Dir-se-ia que Mísia, fazendo do concerto um recital (o seu insistente cuidado em apresentar autores de letras e poemas, bem como os autores das músicas, é raro entre cantores), quis prolongá-lo na fala, explicando-se, satisfazendo curiosidades várias, mas sobretudo mostrando uma proximidade que no passado, talvez por ignorância ou desfaçatez, alguns insistiam em negar-lhe. Seria uma diva distante, inacessível, morando no estrangeiro, talvez mesmo nascida lá, estranha aos meios do fado. Disso ela se ressentiu, ao longo dos anos, mas sem nunca baixar a guarda. Batalhou, fez-se aos palcos, aos discos, chegou o mais longe que pôde – e disso nos dão conta inúmeros textos, críticas, entrevistas e reportagens em jornais e revistas de todo o mundo. Depois, como n’O Sétimo Selo de Bergman, puseram-lhe à frente um tabuleiro e deram-lhe o mesmo temível adversário de vestes negras. Ela enfrentou-o, jogou, viu-se ameaçada por mais de uma vez, mas acabou por vencer. E foi dessa mais recente batalha, desse jogo entre vida e morte (ela já disse, uma vez: “No fado gosto só de cantar a vida, a morte e o que está no meio”; que é, afinal, tudo), que nasceu Pura Vida, o disco.
E na sala lisboeta do São Luiz ouviram-se, embora por ordem diferente do alinhamento original, todos os seus temas, a começar em Ausência e a acabar nesse extraordinário tango que é Preludio para el año 3001, de Horácio Ferrer e Astor Piazolla, ficando para extras Viagem e Lágrima (fado de Amália que Mísia já tantas vezes cantou).

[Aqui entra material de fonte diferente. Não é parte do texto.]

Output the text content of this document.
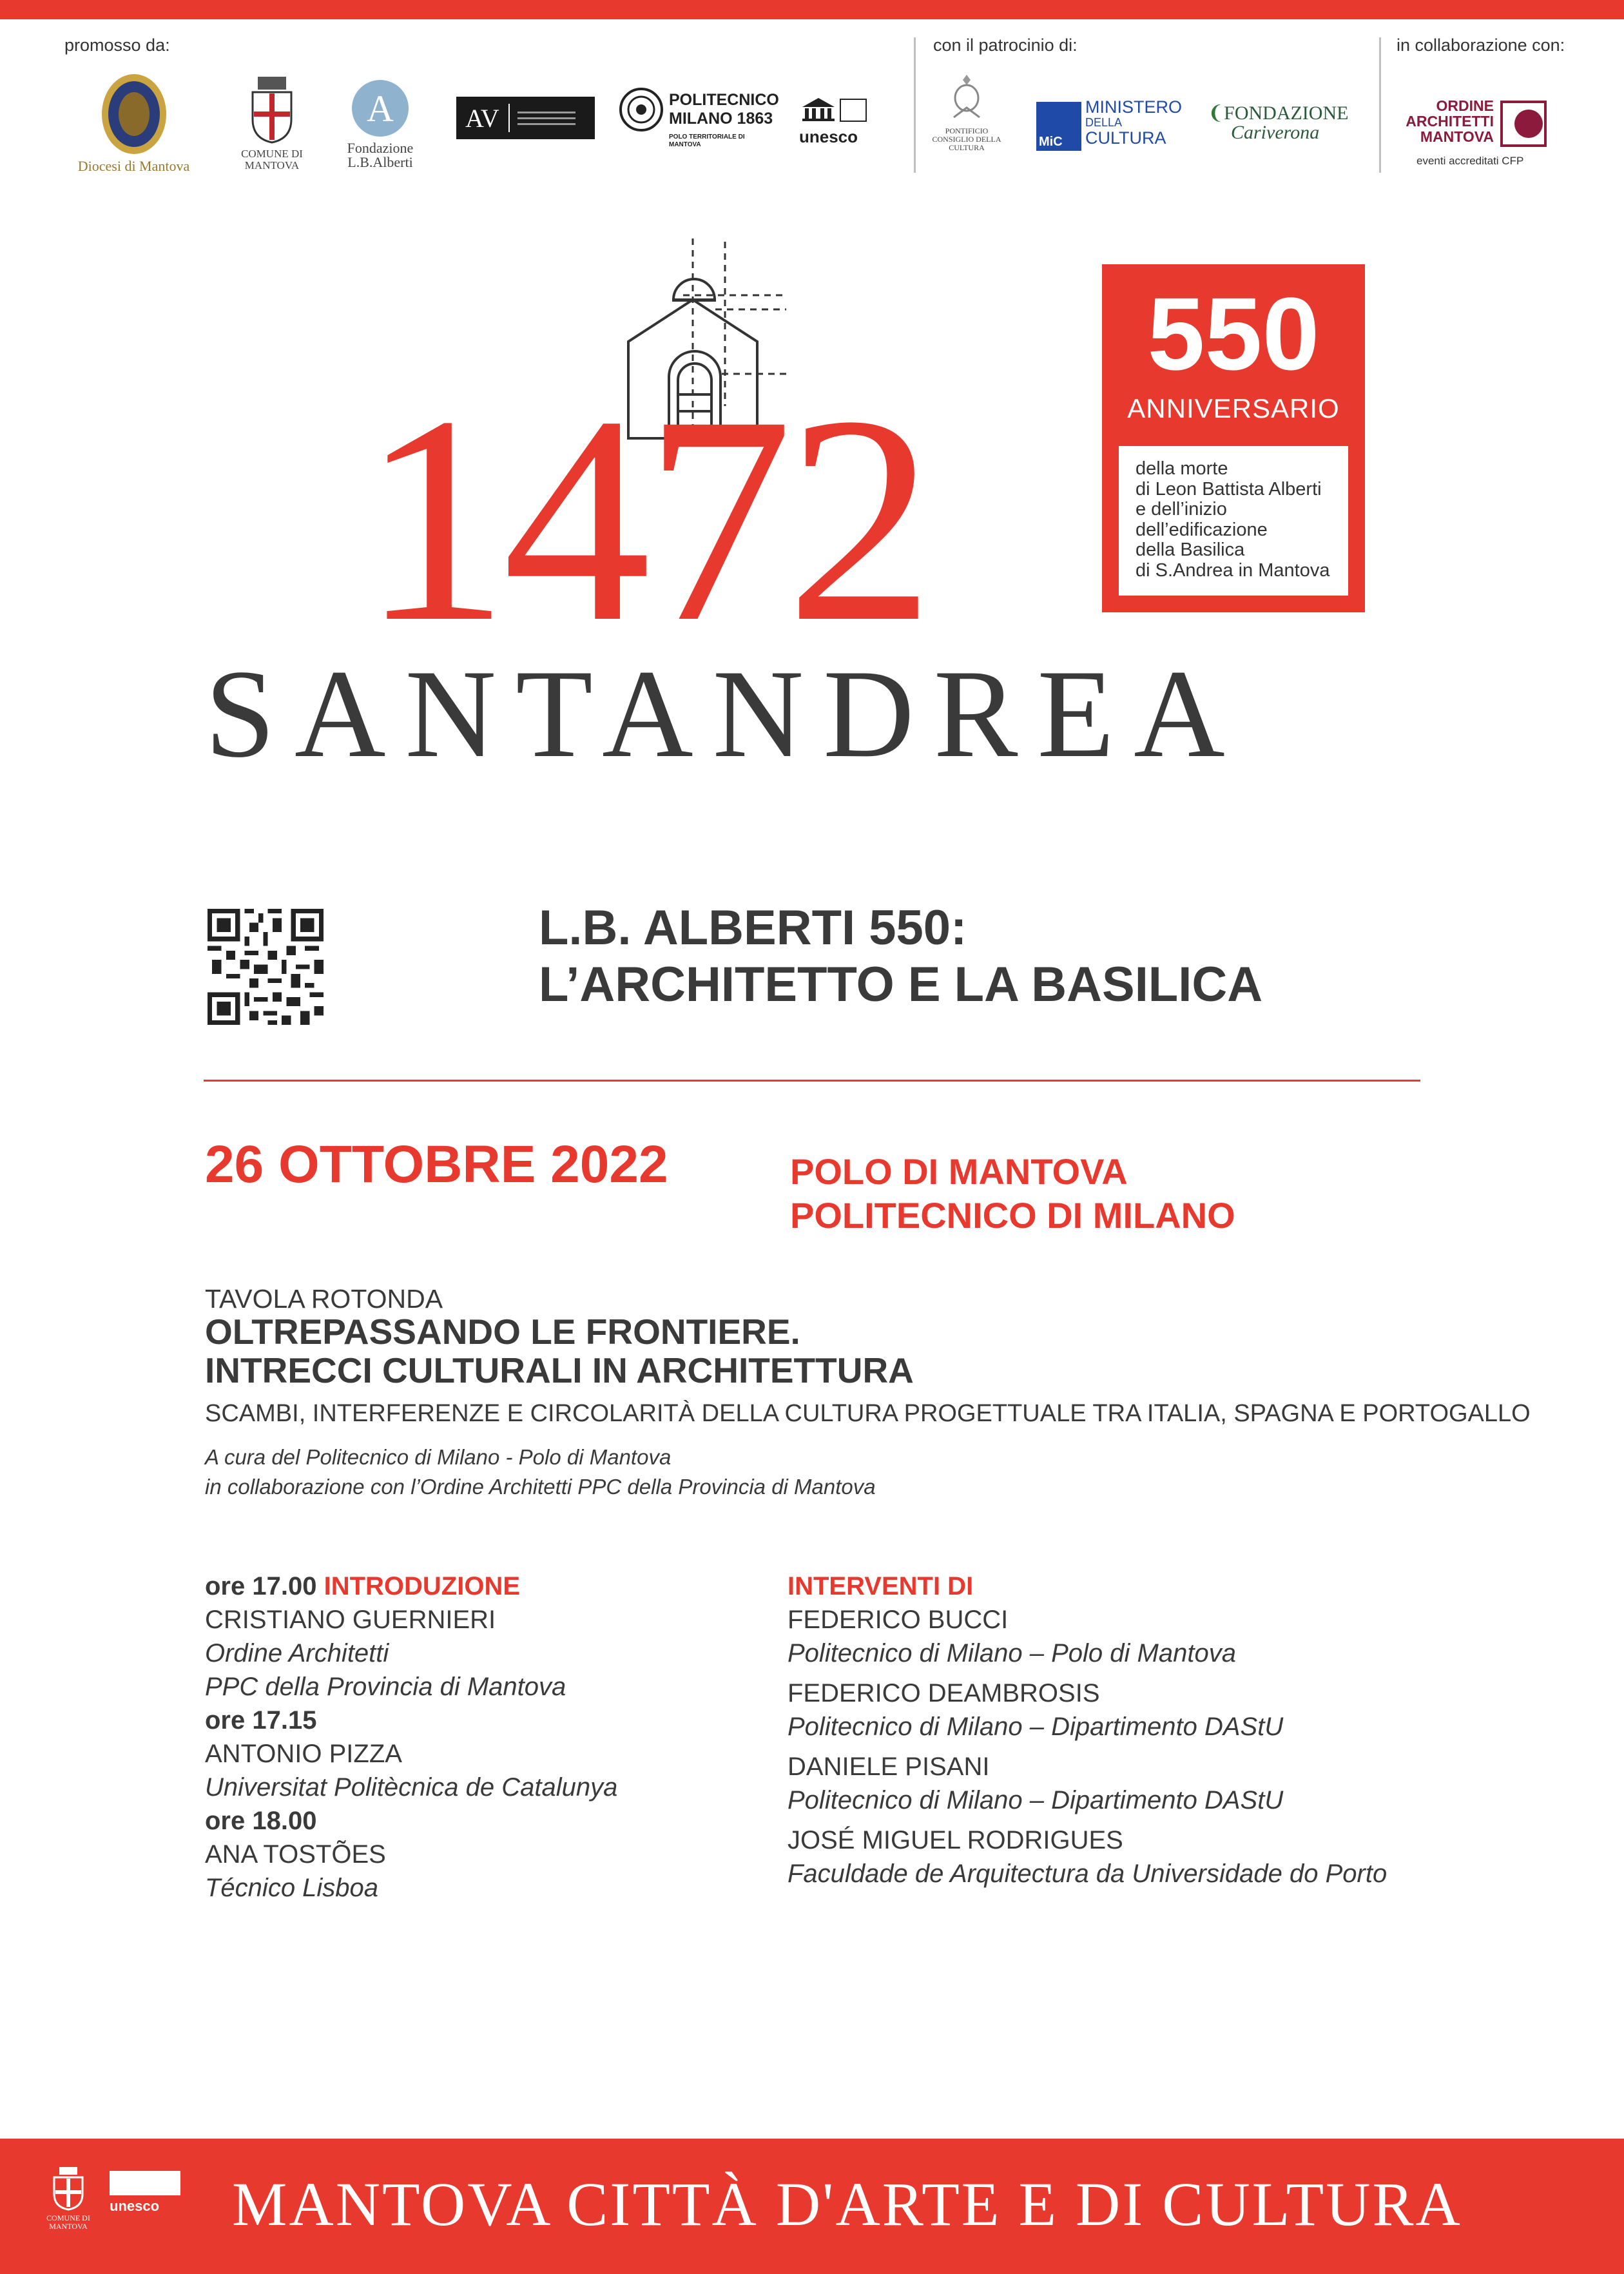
promosso da:	con il patrocinio di:	in collaborazione con:
Diocesi di Mantova
COMUNE DI MANTOVA
A
Fondazione L.B.Alberti
AV
POLITECNICO MILANO 1863
POLO TERRITORIALE DI MANTOVA	unesco	PONTIFICIO CONSIGLIO DELLA CULTURA	MiC
MINISTERO
DELLA
CULTURA
❨FONDAZIONE
Cariverona
ORDINE
ARCHITETTI
MANTOVA
eventi accreditati CFP
1472
SANTANDREA
550
ANNIVERSARIO
della morte
di Leon Battista Alberti
e dell’inizio
dell’edificazione
della Basilica
di S.Andrea in Mantova
L.B. ALBERTI 550:
L’ARCHITETTO E LA BASILICA
26 OTTOBRE 2022	POLO DI MANTOVA
POLITECNICO DI MILANO
TAVOLA ROTONDA
OLTREPASSANDO LE FRONTIERE.
INTRECCI CULTURALI IN ARCHITETTURA
SCAMBI, INTERFERENZE E CIRCOLARITÀ DELLA CULTURA PROGETTUALE TRA ITALIA, SPAGNA E PORTOGALLO
A cura del Politecnico di Milano - Polo di Mantova
in collaborazione con l’Ordine Architetti PPC della Provincia di Mantova
ore 17.00 INTRODUZIONE
CRISTIANO GUERNIERI
Ordine Architetti
PPC della Provincia di Mantova
ore 17.15
ANTONIO PIZZA
Universitat Politècnica de Catalunya
ore 18.00
ANA TOSTÕES
Técnico Lisboa
INTERVENTI DI
FEDERICO BUCCI
Politecnico di Milano – Polo di Mantova
FEDERICO DEAMBROSIS
Politecnico di Milano – Dipartimento DAStU
DANIELE PISANI
Politecnico di Milano – Dipartimento DAStU
JOSÉ MIGUEL RODRIGUES
Faculdade de Arquitectura da Universidade do Porto
COMUNE DI MANTOVA
unesco	MANTOVA CITTÀ D'ARTE E DI CULTURA
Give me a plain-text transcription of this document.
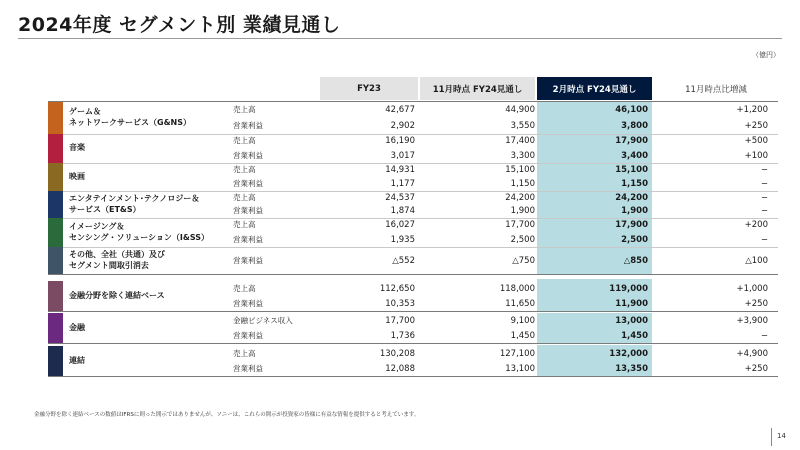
2024年度 セグメント別 業績見通し
（億円）
FY23	11月時点 FY24見通し	2月時点 FY24見通し	11月時点比増減
ゲーム＆
ネットワークサービス（G&NS）
売上高	42,677	44,900	46,100	+1,200
営業利益	2,902	3,550	3,800	+250
音楽
売上高	16,190	17,400	17,900	+500
営業利益	3,017	3,300	3,400	+100
映画
売上高	14,931	15,100	15,100	−
営業利益	1,177	1,150	1,150	−
エンタテインメント･テクノロジー＆
サービス（ET&S）
売上高	24,537	24,200	24,200	−
営業利益	1,874	1,900	1,900	−
イメージング＆
センシング・ソリューション（I&SS）
売上高	16,027	17,700	17,900	+200
営業利益	1,935	2,500	2,500	−
その他、全社（共通）及び
セグメント間取引消去	営業利益	△552	△750	△850	△100
金融分野を除く連結ベース
売上高	112,650	118,000	119,000	+1,000
営業利益	10,353	11,650	11,900	+250
金融
金融ビジネス収入	17,700	9,100	13,000	+3,900
営業利益	1,736	1,450	1,450	−
連結
売上高	130,208	127,100	132,000	+4,900
営業利益	12,088	13,100	13,350	+250
金融分野を除く連結ベースの数値はIFRSに則った開示ではありませんが、ソニーは、これらの開示が投資家の皆様に有益な情報を提供すると考えています。
14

Pelo meio, ainda se ouviu um tema que não entrou no disco: Balada tradicional, de Vasco Graça Moura, uma balada de Coimbra a voz e piano, o piano de Fabrizio Romano, maestro napolitano e figura fulcral na direcção musical e arranjos do disco.
Depois vieram as perguntas, e a conversa. Se fosse uma flor, qual seria? Peónia, respondeu Mísia, que entrara em palco com a mesma coroa de espinhos dourada com que surge na capa do disco, tirando-a antes de cantar. Aos que, ali, procuravam situá-la, ou perceber onde deveriam situá-la, ia respondendo: “Não sou uma pessoa sintética, tive várias crises de identidade”; para, contrariando o cliché socrático “sou uma cidadã do mundo”, confessar singelamente: “Sinto-me do Porto.” E logo ela, dividida na ascendência entre Portugal e Espanha e apegada pela vida a tantos outros lugares.
Voltando à alegada inacessibilidade de Mísia, pretexto para se afastarem dela nos anos 1990, quando deu os primeiros passos sérios no fado, é curioso reler uma crónica de Eduardo Prado Coelho datada de 2 de Fevereiro de 2000 (na secção O Fio do Horizonte, que ele manteve durante largos anos no PÚBLICO) e intitulada “O caso Mísia”. Foi em 1997, em Paris, que ele arriscou chegar perto dela. “Fiz questão em conhecer de perto uma personalidade de que muitos dos meus amigos portugueses falavam com a mais agressiva sobranceria.” O espectáculo, a que ele assistira, tinha sido um êxito e, animado por isso, dirigiu-se ao camarim. “Aí descobri uma personalidade muito mais ‘fácil’, ‘acessível’ e ‘desenvolta’ do que aquela que se poderia adivinhar através da sua hierática presença em palco. Pouco tempo depois, Mísia recebia uma das mais importantes recompensas musicais em França: o Prémio da Academia Charles Cros. Mas em Portugal continuava a ouvir dizer que desafinava e não sabia o que era o verdadeiro fado.”
E terminava assim: “Pode-se gostar ou não gostar, mas é difícil recusar a coerência e obstinação impecáveis de um percurso artístico que neste momento faz de Mísia um dos grandes nomes da canção portuguesa no mundo.”
Neste outro tabuleiro, de jogo não fácil mas menos arriscado, também Mísia jogou e ganhou. No fado e fora dele, “cheia de liberdade de espírito” e “livre de espartilhos”, como disse agora no São Luiz. Pura Vida tradu-la por inteiro. Apaixonadamente.